A plane flying horizontally at an altitude of 1 mi and a speed of 500 mi/h passes directly over a radar station. Find the rate at which the distance from the plane to the station is increasing when it is 2 mi away from the station.
I drew a diagram and figured out I need to find dd/dt which is the distance of the plane from the radar station over time
I found y to be the altitude of the plane (1 mi)
I also found x to be the distance away from the radar station (2 mi)
dc/dt = 500 mi/h
I noticed I could use the pythagorean equation here.
d^2 = x^2 + y^2
I solved for d to be sqrt(5)
and I differentiated the equation to be 2d*(dd/dt) = 2x*(dx/dt) + 2y*(dy/dt)
y is constant therefore dy/dt = 0
I evaluated it to be (dd/dt) = [2(2)(500)]/(2sqrt(5)) or 1000/sqrt(5)
which is equivalent to 447mi/hr
My problem is the answer is 250sqrt(3) which is 433mi/hr
What am I doing wrong?
apparently 2 miles is the straight-line distance, so d=2 and x=sqrt(3)
2d dd/dt = 2x dx/dt
2(2) dd/dt = 2sqrt(3)*500
dd/dt = 250sqrt(3)
I'm confused as to how you got d =2 and x=sqrt(3)

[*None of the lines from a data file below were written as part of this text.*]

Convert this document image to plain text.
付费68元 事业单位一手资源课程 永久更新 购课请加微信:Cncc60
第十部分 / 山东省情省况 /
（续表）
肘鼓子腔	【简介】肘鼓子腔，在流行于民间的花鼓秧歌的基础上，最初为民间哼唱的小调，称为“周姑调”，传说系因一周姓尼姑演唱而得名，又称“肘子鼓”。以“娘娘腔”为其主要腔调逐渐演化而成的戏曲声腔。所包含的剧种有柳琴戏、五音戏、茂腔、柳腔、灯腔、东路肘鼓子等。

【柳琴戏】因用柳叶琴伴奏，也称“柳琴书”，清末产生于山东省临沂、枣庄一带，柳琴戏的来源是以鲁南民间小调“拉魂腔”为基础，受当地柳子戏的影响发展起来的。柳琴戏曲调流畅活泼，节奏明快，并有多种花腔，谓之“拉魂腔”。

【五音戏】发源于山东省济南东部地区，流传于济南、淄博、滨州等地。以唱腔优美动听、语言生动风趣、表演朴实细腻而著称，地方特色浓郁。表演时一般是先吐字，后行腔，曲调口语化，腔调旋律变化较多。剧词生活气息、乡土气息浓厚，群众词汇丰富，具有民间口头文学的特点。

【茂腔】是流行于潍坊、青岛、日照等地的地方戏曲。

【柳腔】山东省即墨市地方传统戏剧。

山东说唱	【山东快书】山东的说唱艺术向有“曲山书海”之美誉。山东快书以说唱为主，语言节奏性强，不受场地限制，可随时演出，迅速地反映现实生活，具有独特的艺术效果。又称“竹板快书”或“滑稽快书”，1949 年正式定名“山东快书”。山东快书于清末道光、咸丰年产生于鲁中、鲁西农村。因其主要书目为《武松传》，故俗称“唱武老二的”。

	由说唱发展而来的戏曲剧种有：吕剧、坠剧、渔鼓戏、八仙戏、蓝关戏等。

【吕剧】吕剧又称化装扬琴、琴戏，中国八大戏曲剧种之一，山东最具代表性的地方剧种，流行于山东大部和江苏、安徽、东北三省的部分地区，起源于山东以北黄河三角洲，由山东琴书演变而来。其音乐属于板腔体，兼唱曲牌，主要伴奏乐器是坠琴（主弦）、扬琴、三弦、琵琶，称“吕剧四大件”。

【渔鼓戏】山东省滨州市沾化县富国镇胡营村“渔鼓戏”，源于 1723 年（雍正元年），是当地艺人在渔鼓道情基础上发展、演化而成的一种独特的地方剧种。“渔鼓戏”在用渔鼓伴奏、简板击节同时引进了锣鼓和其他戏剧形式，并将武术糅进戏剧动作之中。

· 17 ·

To find the rate at which the distance from the plane to the radar station is increasing when it is 2 miles away from the station, we need to differentiate the equation d^2 = x^2 + y^2 with respect to time.
Let's clarify the given values:
- The altitude of the plane (y) is 1 mile.
- The distance away from the radar station (x) is 2 miles.
- The horizontal speed of the plane (dx/dt) is 500 mph.
Differentiating the equation d^2 = x^2 + y^2 with respect to time (t), we get:
2d*(dd/dt) = 2x*(dx/dt) + 2y*(dy/dt)
Since the altitude (y) is constant, dy/dt is equal to 0.
Plugging in the given values, we have:
2*(distance from the plane to the radar station)*(dd/dt) = 2*(distance away from the radar station)*(horizontal speed of the plane)
Now, let's substitute the known values:
2*(d)*(dd/dt) = 2*(2)*(500)
Simplifying the equation:
2d*(dd/dt) = 4*(500)
2d*(dd/dt) = 2000
Now, we can solve for (dd/dt):
dd/dt = 2000 / (2d)
Substituting d with sqrt(5):
dd/dt = 2000 / (2 * sqrt(5))
dd/dt = 1000 / sqrt(5)
dd/dt = 200 sqrt(5)
Therefore, the rate at which the distance from the plane to the radar station is increasing is 200 sqrt(5) mi/hr, which is approximately 447 mi/hr.
It seems that there was a mistake in your calculation. The correct answer is indeed 200 sqrt(5) mi/hr, not 250 sqrt(3) mi/hr.